Music
feature: willow smith and jaden smith talk music, school, and time control with the new york times
On the back of their current releases and recent musical appearances, Willow Smith and brother Jaden Smith speak candidly with the New York Times in a newly published interview. Talking about such topics as music, school and controlling time, the siblings show unapologetically that they have no desire to be members of the status quo. Enjoy some excerpts, below; and check out the full interview HERE.
By Alexander Aplerku, AFROPUNK Contributor
TIME
WILLOW: I mean, time for me, I can make it go slow or fast, however I please, and that’s how I know it doesn’t exist.
JADEN: It’s proven that how time moves for you depends on where you are in the universe. It’s relative to beings and other places. But on the level of being here on earth, if you are aware in a moment, one second can last a year. And if you are unaware, your whole childhood, your whole life can pass by in six seconds. But it’s also such a thing that you can get lost in.
MUSIC
JADEN: Honestly, we’re just trying to make music that we think is cool. We don’t think a lot of the music out there is that cool. So we make our own music. We don’t have any song that we like to listen to on the P.C.H. by any other artist, you know?
WILLOW: That’s what I do with novels. There’re no novels that I like to read so I write my own novels, and then I read them again, and it’s the best thing.
JADEN: Willow’s been writing her own novels since she was 6.
SCHOOL
JADEN: Here’s the deal: School is not authentic because it ends.
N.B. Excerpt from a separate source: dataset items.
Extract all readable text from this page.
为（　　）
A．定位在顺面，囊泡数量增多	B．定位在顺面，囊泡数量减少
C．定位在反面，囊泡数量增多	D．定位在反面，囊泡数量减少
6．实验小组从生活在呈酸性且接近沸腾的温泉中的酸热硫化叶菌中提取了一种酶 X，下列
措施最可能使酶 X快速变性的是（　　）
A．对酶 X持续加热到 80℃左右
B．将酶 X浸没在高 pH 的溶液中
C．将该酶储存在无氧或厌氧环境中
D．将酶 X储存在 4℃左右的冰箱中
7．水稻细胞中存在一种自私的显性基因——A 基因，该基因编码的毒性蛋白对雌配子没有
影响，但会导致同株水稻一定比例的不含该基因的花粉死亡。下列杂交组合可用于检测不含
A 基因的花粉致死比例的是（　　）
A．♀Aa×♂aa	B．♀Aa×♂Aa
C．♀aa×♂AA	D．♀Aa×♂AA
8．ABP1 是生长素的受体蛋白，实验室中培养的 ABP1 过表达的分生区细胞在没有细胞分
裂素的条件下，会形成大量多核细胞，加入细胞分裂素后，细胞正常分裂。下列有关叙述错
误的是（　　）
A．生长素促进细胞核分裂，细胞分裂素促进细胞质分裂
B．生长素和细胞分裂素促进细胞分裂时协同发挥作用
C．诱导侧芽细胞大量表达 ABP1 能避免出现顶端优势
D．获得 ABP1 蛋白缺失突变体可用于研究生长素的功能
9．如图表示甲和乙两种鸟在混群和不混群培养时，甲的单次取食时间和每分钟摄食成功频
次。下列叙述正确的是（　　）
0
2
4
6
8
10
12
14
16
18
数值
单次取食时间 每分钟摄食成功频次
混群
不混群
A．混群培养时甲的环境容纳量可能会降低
It’s not true, it’s not real. Our learning will never end. The school that we go to every single morning, we will continue to go to.
WILLOW: Forever, ‘til the day that we’re in our bed.
JADEN: Kids who go to normal school are so teenagery, so angsty.
WILLOW: They never want to do anything, they’re so tired.
JADEN: You never learn anything in school. Think about how many car accidents happen every day. Driver’s ed? What’s up? I still haven’t been to driver’s ed because if everybody I know has been in an accident, I can’t see how driver’s ed is really helping them out.